Chalidow przyhamował Hołowczyca

2020-02-22 12:00:00(ost. akt: 2020-02-21 10:07:21)

Autor zdjęcia: Lech Janka

Dziewięć lat temu, w 51. Plebiscycie „Gazety Olsztyńskiej”, czytelnicy zdecydowali, że miano najpopularniejszego sportowca Warmii i Mazur w 2011 r. należy się Mamedowi Chalidowi, olsztyńskiemu mistrzowi mieszanych sztuk walki.
W ten sposób pochodzący z Czeczenii zawodnik, absolwent UWM, przerwał plebiscytowe panowanie rajdowego mistrza kierownicy Krzysztofa Hołowczyca, który tym razem musiał zadowolić się drugim miejscem.

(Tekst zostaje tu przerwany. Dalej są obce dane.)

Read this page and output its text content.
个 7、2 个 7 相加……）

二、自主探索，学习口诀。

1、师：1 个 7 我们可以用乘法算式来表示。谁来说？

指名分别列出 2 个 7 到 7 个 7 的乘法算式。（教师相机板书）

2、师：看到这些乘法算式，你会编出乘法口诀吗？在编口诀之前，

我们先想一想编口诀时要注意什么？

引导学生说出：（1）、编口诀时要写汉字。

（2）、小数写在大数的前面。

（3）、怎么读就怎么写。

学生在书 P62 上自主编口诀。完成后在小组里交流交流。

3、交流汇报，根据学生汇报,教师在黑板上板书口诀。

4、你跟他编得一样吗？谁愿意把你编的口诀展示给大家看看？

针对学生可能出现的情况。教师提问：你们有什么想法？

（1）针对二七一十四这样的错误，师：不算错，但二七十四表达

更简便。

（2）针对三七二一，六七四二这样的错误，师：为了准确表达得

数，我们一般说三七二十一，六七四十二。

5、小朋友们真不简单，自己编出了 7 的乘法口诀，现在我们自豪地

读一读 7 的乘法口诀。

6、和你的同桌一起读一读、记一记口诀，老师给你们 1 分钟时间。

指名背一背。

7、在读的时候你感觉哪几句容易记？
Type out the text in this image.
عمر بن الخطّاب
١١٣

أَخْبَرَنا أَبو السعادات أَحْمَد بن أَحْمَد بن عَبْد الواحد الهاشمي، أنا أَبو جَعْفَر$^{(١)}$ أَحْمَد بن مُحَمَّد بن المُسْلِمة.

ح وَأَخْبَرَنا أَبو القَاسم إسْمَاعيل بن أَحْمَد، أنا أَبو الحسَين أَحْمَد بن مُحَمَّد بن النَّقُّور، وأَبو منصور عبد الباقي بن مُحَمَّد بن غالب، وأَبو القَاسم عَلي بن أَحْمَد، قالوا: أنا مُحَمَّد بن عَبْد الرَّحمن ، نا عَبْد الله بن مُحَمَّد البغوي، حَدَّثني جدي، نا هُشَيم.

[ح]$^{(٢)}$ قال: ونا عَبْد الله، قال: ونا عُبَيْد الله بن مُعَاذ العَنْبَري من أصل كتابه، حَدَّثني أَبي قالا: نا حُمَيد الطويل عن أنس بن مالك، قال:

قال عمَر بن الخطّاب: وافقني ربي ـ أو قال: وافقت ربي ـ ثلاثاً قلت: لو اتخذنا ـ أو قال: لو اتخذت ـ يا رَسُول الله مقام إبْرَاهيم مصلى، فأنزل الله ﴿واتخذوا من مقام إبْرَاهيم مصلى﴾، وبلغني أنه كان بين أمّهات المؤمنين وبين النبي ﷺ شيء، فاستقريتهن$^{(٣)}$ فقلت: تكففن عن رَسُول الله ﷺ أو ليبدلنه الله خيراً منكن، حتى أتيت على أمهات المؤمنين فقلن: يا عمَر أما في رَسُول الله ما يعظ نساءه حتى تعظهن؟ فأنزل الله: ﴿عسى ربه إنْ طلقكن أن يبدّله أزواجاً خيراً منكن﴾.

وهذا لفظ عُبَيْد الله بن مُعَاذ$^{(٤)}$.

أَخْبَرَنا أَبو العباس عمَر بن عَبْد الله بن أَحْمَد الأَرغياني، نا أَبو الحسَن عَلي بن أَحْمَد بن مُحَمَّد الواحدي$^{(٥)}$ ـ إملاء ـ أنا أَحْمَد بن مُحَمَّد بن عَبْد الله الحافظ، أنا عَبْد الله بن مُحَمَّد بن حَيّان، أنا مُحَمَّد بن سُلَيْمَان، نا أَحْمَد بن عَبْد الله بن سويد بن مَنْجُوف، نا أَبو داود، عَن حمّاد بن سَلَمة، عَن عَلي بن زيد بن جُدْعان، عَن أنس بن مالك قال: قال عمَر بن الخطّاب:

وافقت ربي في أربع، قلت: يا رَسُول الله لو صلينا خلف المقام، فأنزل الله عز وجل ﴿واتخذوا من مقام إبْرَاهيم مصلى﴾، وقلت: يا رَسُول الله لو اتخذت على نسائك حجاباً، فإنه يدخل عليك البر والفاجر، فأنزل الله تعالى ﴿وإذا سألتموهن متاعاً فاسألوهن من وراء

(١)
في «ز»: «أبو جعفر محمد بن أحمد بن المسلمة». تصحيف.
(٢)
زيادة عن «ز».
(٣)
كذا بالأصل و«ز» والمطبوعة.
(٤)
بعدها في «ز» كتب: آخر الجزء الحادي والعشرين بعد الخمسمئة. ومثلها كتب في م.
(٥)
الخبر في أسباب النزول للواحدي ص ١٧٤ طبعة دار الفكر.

Trzecia lokata przypadła natomiast olsztyńskiej gimnastyczce Pauli Plichcie.
Dziesiątka laureatów została sklasyfikowana w wyniku podsumowania punktów z blisko 30 tysięcy kuponów oraz tysięcy sms-ów, które przesłali nasi czytelnicy.
I to właśnie za pomocą sms-ów tenisistka stołowa Monika Pietkiewicz (Warmia Lidzbark Warmiński) została najpopularniejszym sportowcem według internautów, kajakarz Denis Ambroziak (Kayak Club Olsztyn) — najpopularniejszym sportowcem Olsztyna, Paulina Babińczuk (OKS Stomil) — Piłkarzem Roku, Grand Slam Stare Jabłonki — Wydarzeniem Sportowym Roku, a Klub Żeglarski Ostróda — Najpopularniejszym Klubem Sportowym.

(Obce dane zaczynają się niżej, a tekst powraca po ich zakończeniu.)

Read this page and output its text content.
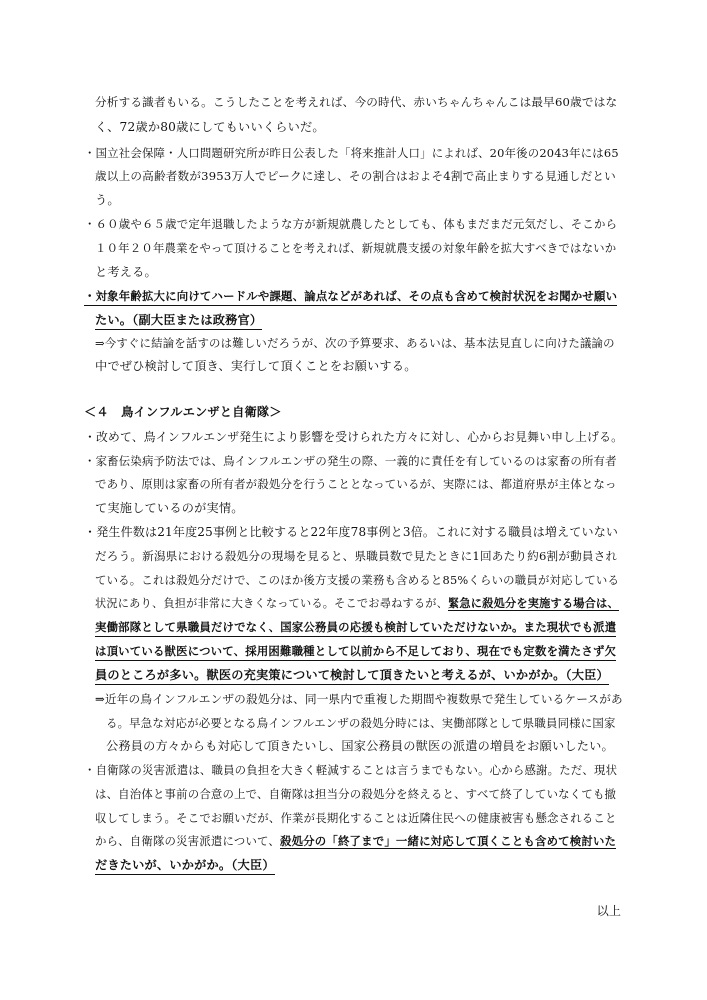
分析する識者もいる。こうしたことを考えれば、今の時代、赤いちゃんちゃんこは最早60歳ではな
く、72歳か80歳にしてもいいくらいだ。
・国立社会保障・人口問題研究所が昨日公表した「将来推計人口」によれば、20年後の2043年には65
歳以上の高齢者数が3953万人でピークに達し、その割合はおよそ4割で高止まりする見通しだとい
う。
・６０歳や６５歳で定年退職したような方が新規就農したとしても、体もまだまだ元気だし、そこから
１０年２０年農業をやって頂けることを考えれば、新規就農支援の対象年齢を拡大すべきではないか
と考える。
・対象年齢拡大に向けてハードルや課題、論点などがあれば、その点も含めて検討状況をお聞かせ願い
たい。（副大臣または政務官）
⇒今すぐに結論を話すのは難しいだろうが、次の予算要求、あるいは、基本法見直しに向けた議論の
中でぜひ検討して頂き、実行して頂くことをお願いする。
＜４　鳥インフルエンザと自衛隊＞
・改めて、鳥インフルエンザ発生により影響を受けられた方々に対し、心からお見舞い申し上げる。
・家畜伝染病予防法では、鳥インフルエンザの発生の際、一義的に責任を有しているのは家畜の所有者
であり、原則は家畜の所有者が殺処分を行うこととなっているが、実際には、都道府県が主体となっ
て実施しているのが実情。
・発生件数は21年度25事例と比較すると22年度78事例と3倍。これに対する職員は増えていない
だろう。新潟県における殺処分の現場を見ると、県職員数で見たときに1回あたり約6割が動員され
ている。これは殺処分だけで、このほか後方支援の業務も含めると85%くらいの職員が対応している
状況にあり、負担が非常に大きくなっている。そこでお尋ねするが、緊急に殺処分を実施する場合は、
実働部隊として県職員だけでなく、国家公務員の応援も検討していただけないか。また現状でも派遣
は頂いている獣医について、採用困難職種として以前から不足しており、現在でも定数を満たさず欠
員のところが多い。獣医の充実策について検討して頂きたいと考えるが、いかがか。（大臣）
⇒近年の鳥インフルエンザの殺処分は、同一県内で重複した期間や複数県で発生しているケースがあ
る。早急な対応が必要となる鳥インフルエンザの殺処分時には、実働部隊として県職員同様に国家
公務員の方々からも対応して頂きたいし、国家公務員の獣医の派遣の増員をお願いしたい。
・自衛隊の災害派遣は、職員の負担を大きく軽減することは言うまでもない。心から感謝。ただ、現状
は、自治体と事前の合意の上で、自衛隊は担当分の殺処分を終えると、すべて終了していなくても撤
収してしまう。そこでお願いだが、作業が長期化することは近隣住民への健康被害も懸念されること
から、自衛隊の災害派遣について、殺処分の「終了まで」一緒に対応して頂くことも含めて検討いた
だきたいが、いかがか。（大臣）
以上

Decyzją dziennikarzy sportowych „Gazety Olsztyńskiej” i „Dziennika Elbląskiego” tytuł Trenera Roku przyznano Alicji i Tomaszowi Sztąberskim, szkoleniowcom koszykówki w KKS Olsztyn.

Wśród zaproszonych na Bal Sportowca gości specjalnych znaleźli się m.in. wojewoda Marian Podziewski, Anna Wasilewska - członkini zarządu województwa, Piotr Grzymowicz - prezydent Olsztyna i Henryk Kamiński - prezes Warmińsko-Mazurskiego Klubu Biznesu. Byli też liczni szefowie i przedstawiciele firm sponsorujących plebiscyt.
Około godzinie 21 kierujący działem sportowym „GO” Artur Dryhynycz przystąpił do przedstawienia laureatów. Tym razem byli prawie wszyscy. Zabrakło jedynie Krzysztofa Hołowczyca (nagrodę odebrał jego menedżer Andrzej Kalitowicz) i Denisa Ambroziaka, który przebywał na zgrupowaniu kadry w Portugalii (nagrodę odebrał prezes klubu Janusz Milewski).
Atrakcją balu był występ zespołu Leszcze, którego liderem był Maciej Miecznikowski. Nie było pary, która by nie tańczyła przy ich żywiołowej muzyce.
Oczywiście był też olbrzymi tort, który, zgodnie z wieloletnią tradycją, podzielili Trenerzy Roku — Alicja i Tomasz Sztąberscy.
Bal Sportowca po raz jedenasty z rzędu odbył w olsztyńskiej restauracji Przystań. Przypomnijmy, że miejsce to jest owiane sportową legendą. Przed wojną mieściła się tam żeglarska i bojerowa przystań dostępna dla mieszkańców miasta, a po wojnie mieli tu swoje siedziby żeglarze, kajakarze i motorowodniacy dwóch olsztyńskich klubów — Budowlanych i Gwardii.
Kolejny bal odbył się w Hotelu Omega, ale to już zupełnie inna historia, do której jeszcze kiedyś na pewno wrócimy.